O arcabouço fiscal é um mecanismo que bloqueia não apenas o investimento, mas a capacidade do Estado de fazer políticas públicas. O alerta foi feito pelo jornalista e professor de Relações Internacionais da Universidade Federal do ABC Paulista (UFABC), Gilberto Maringoni, em artigo publicado no site Outras Palavras.
Maringoni alerta que o arcabouço fiscal, ao contrário do que afirma o ministro da Fazenda, Fernando Haddad, acaba sendo essencial para viabilizar o encolhimento da capacidade de investimento estatal e induzir a oferta de serviços públicos via parcerias público privadas, ou seja, a privatização do setor. “Nisso, potencializa a política de juros altos do BC independente, que também solapa o investimento público. São gêmeos siameses, inseparáveis”, afirma.

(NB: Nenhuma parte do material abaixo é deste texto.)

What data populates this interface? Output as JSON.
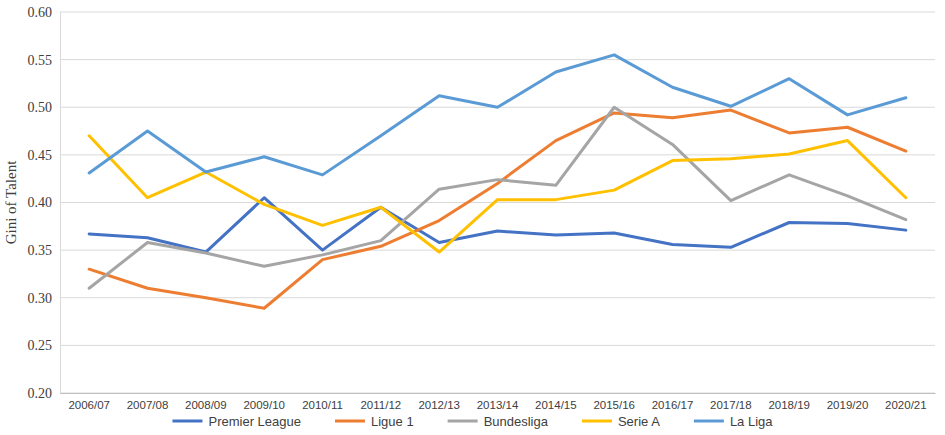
{
  "chart_data": {
    "type": "line",
    "y_label": "Gini of Talent",
    "categories": [
      "2006/07",
      "2007/08",
      "2008/09",
      "2009/10",
      "2010/11",
      "2011/12",
      "2012/13",
      "2013/14",
      "2014/15",
      "2015/16",
      "2016/17",
      "2017/18",
      "2018/19",
      "2019/20",
      "2020/21"
    ],
    "series": [
      {
        "name": "Premier League",
        "color": "#4472c4",
        "values": [
          0.367,
          0.363,
          0.348,
          0.405,
          0.35,
          0.395,
          0.358,
          0.37,
          0.366,
          0.368,
          0.356,
          0.353,
          0.379,
          0.378,
          0.371
        ]
      },
      {
        "name": "Ligue 1",
        "color": "#ed7d31",
        "values": [
          0.33,
          0.31,
          0.3,
          0.289,
          0.34,
          0.354,
          0.381,
          0.42,
          0.465,
          0.494,
          0.489,
          0.497,
          0.473,
          0.479,
          0.454
        ]
      },
      {
        "name": "Bundesliga",
        "color": "#a5a5a5",
        "values": [
          0.31,
          0.358,
          0.347,
          0.333,
          0.345,
          0.36,
          0.414,
          0.424,
          0.418,
          0.5,
          0.461,
          0.402,
          0.429,
          0.407,
          0.382
        ]
      },
      {
        "name": "Serie A",
        "color": "#ffc000",
        "values": [
          0.47,
          0.405,
          0.432,
          0.398,
          0.376,
          0.395,
          0.348,
          0.403,
          0.403,
          0.413,
          0.444,
          0.446,
          0.451,
          0.465,
          0.405
        ]
      },
      {
        "name": "La Liga",
        "color": "#5b9bd5",
        "values": [
          0.431,
          0.475,
          0.432,
          0.448,
          0.429,
          0.47,
          0.512,
          0.5,
          0.537,
          0.555,
          0.521,
          0.501,
          0.53,
          0.492,
          0.51
        ]
      }
    ],
    "ylim": [
      0.2,
      0.6
    ],
    "yticks": [
      {
        "value": 0.2,
        "label": "0.20"
      },
      0.25,
      {
        "value": 0.3,
        "label": "0.30"
      },
      0.35,
      {
        "value": 0.4,
        "label": "0.40"
      },
      0.45,
      {
        "value": 0.5,
        "label": "0.50"
      },
      0.55,
      {
        "value": 0.6,
        "label": "0.60"
      }
    ],
    "grid": true,
    "legend": "bottom"
  }
}
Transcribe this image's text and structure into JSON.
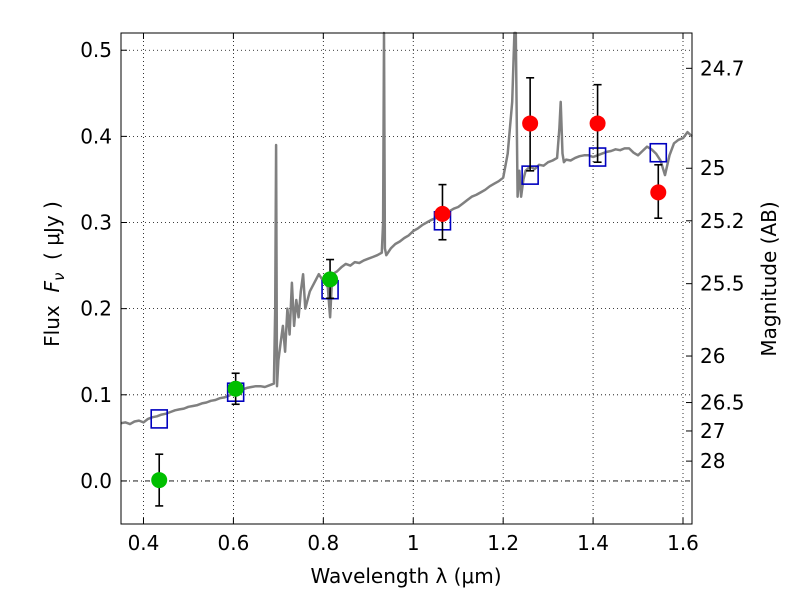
{
  "chart_data": {
    "type": "scatter",
    "xlabel": "Wavelength  λ (μm)",
    "ylabel_parts": {
      "prefix": "Flux  ",
      "symbol": "F",
      "subscript": "ν",
      "unit": "  ( μJy )"
    },
    "ylabel_right": "Magnitude (AB)",
    "xlim": [
      0.35,
      1.62
    ],
    "ylim": [
      -0.05,
      0.52
    ],
    "grid": true,
    "x_ticks": [
      0.4,
      0.6,
      0.8,
      1.0,
      1.2,
      1.4,
      1.6
    ],
    "x_tick_labels": [
      "0.4",
      "0.6",
      "0.8",
      "1",
      "1.2",
      "1.4",
      "1.6"
    ],
    "y_ticks": [
      0.0,
      0.1,
      0.2,
      0.3,
      0.4,
      0.5
    ],
    "y_tick_labels": [
      "0.0",
      "0.1",
      "0.2",
      "0.3",
      "0.4",
      "0.5"
    ],
    "right_ticks": [
      {
        "label": "24.7",
        "flux": 0.479
      },
      {
        "label": "25",
        "flux": 0.363
      },
      {
        "label": "25.2",
        "flux": 0.302
      },
      {
        "label": "25.5",
        "flux": 0.229
      },
      {
        "label": "26",
        "flux": 0.145
      },
      {
        "label": "26.5",
        "flux": 0.091
      },
      {
        "label": "27",
        "flux": 0.058
      },
      {
        "label": "28",
        "flux": 0.023
      }
    ],
    "zero_line": true,
    "colors": {
      "spectrum": "#808080",
      "green": "#00bf00",
      "red": "#ff0000",
      "model": "#0000bf",
      "grid": "#000000"
    },
    "series": [
      {
        "name": "Template spectrum",
        "type": "line",
        "x": [
          0.35,
          0.36,
          0.37,
          0.38,
          0.39,
          0.4,
          0.41,
          0.42,
          0.43,
          0.44,
          0.45,
          0.46,
          0.47,
          0.48,
          0.49,
          0.5,
          0.51,
          0.52,
          0.53,
          0.54,
          0.55,
          0.56,
          0.57,
          0.58,
          0.59,
          0.6,
          0.61,
          0.62,
          0.63,
          0.64,
          0.65,
          0.66,
          0.67,
          0.68,
          0.69,
          0.693,
          0.695,
          0.697,
          0.7,
          0.705,
          0.71,
          0.715,
          0.72,
          0.725,
          0.73,
          0.735,
          0.74,
          0.745,
          0.75,
          0.755,
          0.76,
          0.77,
          0.78,
          0.79,
          0.8,
          0.81,
          0.815,
          0.82,
          0.83,
          0.84,
          0.85,
          0.86,
          0.87,
          0.88,
          0.89,
          0.9,
          0.91,
          0.92,
          0.93,
          0.933,
          0.935,
          0.937,
          0.94,
          0.95,
          0.96,
          0.97,
          0.98,
          0.99,
          1.0,
          1.01,
          1.02,
          1.03,
          1.04,
          1.05,
          1.06,
          1.07,
          1.08,
          1.09,
          1.1,
          1.11,
          1.12,
          1.13,
          1.14,
          1.15,
          1.16,
          1.17,
          1.18,
          1.19,
          1.2,
          1.21,
          1.22,
          1.225,
          1.228,
          1.232,
          1.236,
          1.24,
          1.245,
          1.25,
          1.26,
          1.27,
          1.28,
          1.29,
          1.3,
          1.31,
          1.32,
          1.325,
          1.328,
          1.332,
          1.335,
          1.34,
          1.35,
          1.36,
          1.37,
          1.38,
          1.39,
          1.4,
          1.41,
          1.42,
          1.43,
          1.44,
          1.45,
          1.46,
          1.47,
          1.48,
          1.49,
          1.5,
          1.51,
          1.52,
          1.53,
          1.54,
          1.55,
          1.56,
          1.57,
          1.58,
          1.59,
          1.6,
          1.61,
          1.62
        ],
        "y": [
          0.067,
          0.068,
          0.066,
          0.069,
          0.07,
          0.068,
          0.072,
          0.074,
          0.075,
          0.077,
          0.078,
          0.08,
          0.082,
          0.083,
          0.084,
          0.086,
          0.087,
          0.088,
          0.09,
          0.091,
          0.093,
          0.094,
          0.096,
          0.097,
          0.099,
          0.102,
          0.104,
          0.106,
          0.108,
          0.109,
          0.11,
          0.11,
          0.109,
          0.111,
          0.113,
          0.2,
          0.39,
          0.11,
          0.14,
          0.16,
          0.18,
          0.15,
          0.2,
          0.17,
          0.23,
          0.18,
          0.21,
          0.19,
          0.22,
          0.24,
          0.2,
          0.22,
          0.23,
          0.24,
          0.232,
          0.225,
          0.19,
          0.24,
          0.243,
          0.248,
          0.252,
          0.25,
          0.254,
          0.253,
          0.256,
          0.258,
          0.26,
          0.262,
          0.265,
          0.3,
          0.52,
          0.27,
          0.262,
          0.27,
          0.275,
          0.278,
          0.282,
          0.285,
          0.29,
          0.293,
          0.297,
          0.3,
          0.303,
          0.305,
          0.308,
          0.31,
          0.313,
          0.316,
          0.318,
          0.322,
          0.326,
          0.33,
          0.332,
          0.335,
          0.338,
          0.342,
          0.345,
          0.348,
          0.352,
          0.38,
          0.44,
          0.52,
          0.52,
          0.33,
          0.36,
          0.33,
          0.35,
          0.36,
          0.365,
          0.362,
          0.367,
          0.366,
          0.37,
          0.372,
          0.375,
          0.41,
          0.44,
          0.38,
          0.37,
          0.373,
          0.372,
          0.375,
          0.377,
          0.378,
          0.378,
          0.376,
          0.378,
          0.38,
          0.382,
          0.383,
          0.385,
          0.384,
          0.386,
          0.386,
          0.381,
          0.378,
          0.383,
          0.388,
          0.385,
          0.38,
          0.372,
          0.355,
          0.378,
          0.392,
          0.396,
          0.398,
          0.405,
          0.4
        ]
      },
      {
        "name": "Green photometry",
        "type": "errorbar",
        "points": [
          {
            "x": 0.435,
            "y": 0.001,
            "lo": -0.029,
            "hi": 0.031
          },
          {
            "x": 0.605,
            "y": 0.107,
            "lo": 0.089,
            "hi": 0.125
          },
          {
            "x": 0.815,
            "y": 0.234,
            "lo": 0.212,
            "hi": 0.257
          }
        ]
      },
      {
        "name": "Red photometry",
        "type": "errorbar",
        "points": [
          {
            "x": 1.065,
            "y": 0.31,
            "lo": 0.28,
            "hi": 0.344
          },
          {
            "x": 1.26,
            "y": 0.415,
            "lo": 0.36,
            "hi": 0.468
          },
          {
            "x": 1.41,
            "y": 0.415,
            "lo": 0.37,
            "hi": 0.46
          },
          {
            "x": 1.545,
            "y": 0.335,
            "lo": 0.305,
            "hi": 0.367
          }
        ]
      },
      {
        "name": "Model synthetic photometry",
        "type": "marker-square",
        "points": [
          {
            "x": 0.435,
            "y": 0.072
          },
          {
            "x": 0.605,
            "y": 0.103
          },
          {
            "x": 0.815,
            "y": 0.222
          },
          {
            "x": 1.065,
            "y": 0.302
          },
          {
            "x": 1.26,
            "y": 0.355
          },
          {
            "x": 1.41,
            "y": 0.376
          },
          {
            "x": 1.545,
            "y": 0.381
          }
        ]
      }
    ]
  }
}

Maringoni acrescenta que não adianta o governo atacar os juros altos se constrói um mecanismo que bloqueia não apenas o investimento, mas a capacidade do Estado fazer políticas públicas para além de medidas fragmentadas (embora muitas vezes importantes individualmente) e incapazes de alterar a lógica financista das prioridades de política econômica.
Avalia que a pressa do governo, negociada com o Congresso Nacional, de aprovar a iniciativa rapidamente, visa impedir o debate sobre as suas consequências para o país.

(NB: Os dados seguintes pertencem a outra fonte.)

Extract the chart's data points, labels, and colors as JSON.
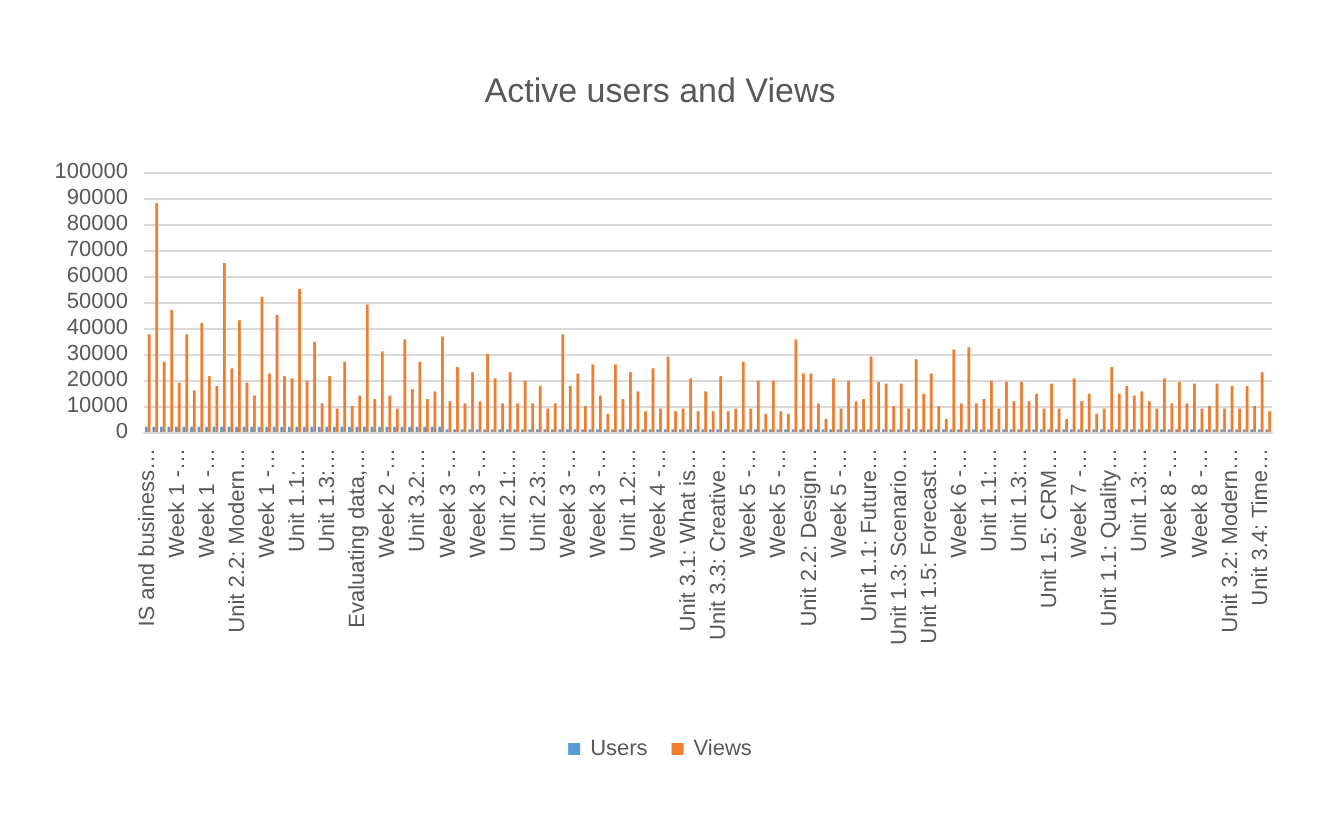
{
  "chart_data": {
    "type": "bar",
    "title": "Active users and Views",
    "categories": [
      "IS and business…",
      null,
      null,
      null,
      "Week 1 -…",
      null,
      null,
      null,
      "Week 1 -…",
      null,
      null,
      null,
      "Unit 2.2: Modern…",
      null,
      null,
      null,
      "Week 1 -…",
      null,
      null,
      null,
      "Unit 1.1:…",
      null,
      null,
      null,
      "Unit 1.3:…",
      null,
      null,
      null,
      "Evaluating data,…",
      null,
      null,
      null,
      "Week 2 -…",
      null,
      null,
      null,
      "Unit 3.2:…",
      null,
      null,
      null,
      "Week 3 -…",
      null,
      null,
      null,
      "Week 3 -…",
      null,
      null,
      null,
      "Unit 2.1:…",
      null,
      null,
      null,
      "Unit 2.3:…",
      null,
      null,
      null,
      "Week 3 -…",
      null,
      null,
      null,
      "Week 3 -…",
      null,
      null,
      null,
      "Unit 1.2:…",
      null,
      null,
      null,
      "Week 4 -…",
      null,
      null,
      null,
      "Unit 3.1: What is…",
      null,
      null,
      null,
      "Unit 3.3: Creative…",
      null,
      null,
      null,
      "Week 5 -…",
      null,
      null,
      null,
      "Week 5 -…",
      null,
      null,
      null,
      "Unit 2.2: Design…",
      null,
      null,
      null,
      "Week 5 -…",
      null,
      null,
      null,
      "Unit 1.1: Future…",
      null,
      null,
      null,
      "Unit 1.3: Scenario…",
      null,
      null,
      null,
      "Unit 1.5: Forecast…",
      null,
      null,
      null,
      "Week 6 -…",
      null,
      null,
      null,
      "Unit 1.1:…",
      null,
      null,
      null,
      "Unit 1.3:…",
      null,
      null,
      null,
      "Unit 1.5: CRM…",
      null,
      null,
      null,
      "Week 7 -…",
      null,
      null,
      null,
      "Unit 1.1: Quality…",
      null,
      null,
      null,
      "Unit 1.3:…",
      null,
      null,
      null,
      "Week 8 -…",
      null,
      null,
      null,
      "Week 8 -…",
      null,
      null,
      null,
      "Unit 3.2: Modern…",
      null,
      null,
      null,
      "Unit 3.4: Time…",
      null
    ],
    "series": [
      {
        "name": "Users",
        "color": "#5b9bd5",
        "values": [
          2000,
          2000,
          2000,
          2000,
          2000,
          2000,
          2000,
          2000,
          2000,
          2000,
          2000,
          2000,
          2000,
          2000,
          2000,
          2000,
          2000,
          2000,
          2000,
          2000,
          2000,
          2000,
          2000,
          2000,
          2000,
          2000,
          2000,
          2000,
          2000,
          2000,
          2000,
          2000,
          2000,
          2000,
          2000,
          2000,
          2000,
          2000,
          2000,
          2000,
          1000,
          1000,
          1000,
          1000,
          1000,
          1000,
          1000,
          1000,
          1000,
          1000,
          1000,
          1000,
          1000,
          1000,
          1000,
          1000,
          1000,
          1000,
          1000,
          1000,
          1000,
          1000,
          1000,
          1000,
          1000,
          1000,
          1000,
          1000,
          1000,
          1000,
          1000,
          1000,
          1000,
          1000,
          1000,
          1000,
          1000,
          1000,
          1000,
          1000,
          1000,
          1000,
          1000,
          1000,
          1000,
          1000,
          1000,
          1000,
          1000,
          1000,
          1000,
          1000,
          1000,
          1000,
          1000,
          1000,
          1000,
          1000,
          1000,
          1000,
          1000,
          1000,
          1000,
          1000,
          1000,
          1000,
          1000,
          1000,
          1000,
          1000,
          1000,
          1000,
          1000,
          1000,
          1000,
          1000,
          1000,
          1000,
          1000,
          1000,
          1000,
          1000,
          1000,
          1000,
          1000,
          1000,
          1000,
          1000,
          1000,
          1000,
          1000,
          1000,
          1000,
          1000,
          1000,
          1000,
          1000,
          1000,
          1000,
          1000,
          1000,
          1000,
          1000,
          1000,
          1000,
          1000,
          1000,
          1000,
          1000,
          1000
        ]
      },
      {
        "name": "Views",
        "color": "#ed7d31",
        "values": [
          37600,
          88000,
          27000,
          47000,
          19000,
          37600,
          16000,
          42000,
          21500,
          17700,
          65000,
          24500,
          43000,
          19000,
          14000,
          52000,
          22500,
          45000,
          21500,
          20600,
          55000,
          19700,
          34700,
          11000,
          21500,
          9000,
          27000,
          10000,
          14000,
          49000,
          12700,
          31000,
          14000,
          9000,
          35600,
          16500,
          27000,
          12700,
          15600,
          36700,
          11800,
          25000,
          11000,
          23000,
          11800,
          30000,
          20600,
          11000,
          23000,
          11000,
          19700,
          11000,
          17700,
          9000,
          11000,
          37600,
          17700,
          22500,
          10000,
          26000,
          14000,
          7000,
          26000,
          12700,
          23000,
          15600,
          8000,
          24500,
          9000,
          29000,
          8000,
          9000,
          20600,
          8000,
          15600,
          8000,
          21500,
          8000,
          9000,
          27000,
          9000,
          19700,
          7000,
          19700,
          8000,
          7000,
          35600,
          22500,
          22500,
          11000,
          5000,
          20600,
          9000,
          19700,
          11800,
          12700,
          29000,
          19300,
          18600,
          10000,
          18600,
          9000,
          28000,
          14700,
          22500,
          10000,
          5000,
          31700,
          11000,
          32600,
          11000,
          12700,
          19700,
          9000,
          19300,
          11800,
          19300,
          11800,
          14700,
          9000,
          18600,
          9000,
          5000,
          20600,
          11800,
          14700,
          7000,
          9000,
          25000,
          14700,
          17700,
          14000,
          15600,
          11800,
          9000,
          20600,
          11000,
          19300,
          11000,
          18600,
          9000,
          10000,
          18600,
          9000,
          17700,
          9000,
          17700,
          10000,
          23000,
          8000
        ]
      }
    ],
    "ylim": [
      0,
      100000
    ],
    "yticks": [
      0,
      10000,
      20000,
      30000,
      40000,
      50000,
      60000,
      70000,
      80000,
      90000,
      100000
    ],
    "grid": "y",
    "legend": "bottom"
  }
}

“Este esforço visa impedir qualquer debate amplo. Não é à toa que o ministro da Fazenda discutiu suas bases com a Faria Lima, com o mundo das finanças e com o presidente do BC, mas não com movimentos ou organizações sociais”, lembra. “A tramitação do arcabouço nega um dos pilares das políticas públicas petistas dos anos 1990, que era o orçamento participativo. O arcabouço é o orçamento não-participativo”, avalia.
Modelo neoliberal
Para o professor, o arcabouço fiscal não representa uma contraposição ao Banco Central independente, mas seu complemento lógico. “Dá continuidade à dinâmica neoliberal em nossa economia”, acrescenta.
Frisa que as políticas de privatização, empreendidas no Brasil a partir dos anos 1990, tinham dois objetivos essenciais.
O primeiro era arrecadar divisas extras para o Estado cumprir os crescentes compromissos do pagamento de juros da dívida pública e o segundo, retirar do poder público a capacidade decisória sobre políticas de infraestrutura – transportes, comunicações, energia etc.
“Ou seja, tirar o desenvolvimento da agenda nacional.
O pretexto é que as decisões nessa área deveriam ser “técnicas” e os investimentos seriam melhor alocados pela iniciativa privada, garantindo assim eficiência, competitividade e preços baixos”, enfatiza.
Trava fiscal
Para Maringoni, quando a blindagem do BC para o debate e para a pressão social se soma a construção de uma trava para o investimento público – como o teto de gastos ou o arcabouço fiscal – o que se faz é afastar do poder eleito a possibilidade de fazer projetos de desenvolvimento, políticas industriais, melhoria de serviços públicos, ampliação do mercado interno via proteção ao mundo do trabalho etc.
Sublinha que quando se agrega à trava fiscal limites de 0,6% a 2,5% e de 70% ou 50% de qualquer coisa nos patamares do gasto público, sem explicação alguma para tais números, na verdade se dá um banho de loja “técnico” a decisões políticas. “E atende-se, assim, a reclamos do capital privado para que a arrecadação dos impostos e a riqueza coletiva sejam direcionados para objetivos também “técnicos”, como relação dívida/PIB, ou realização de superávits primários, coisa que em si seriam virtuosas para a economia”.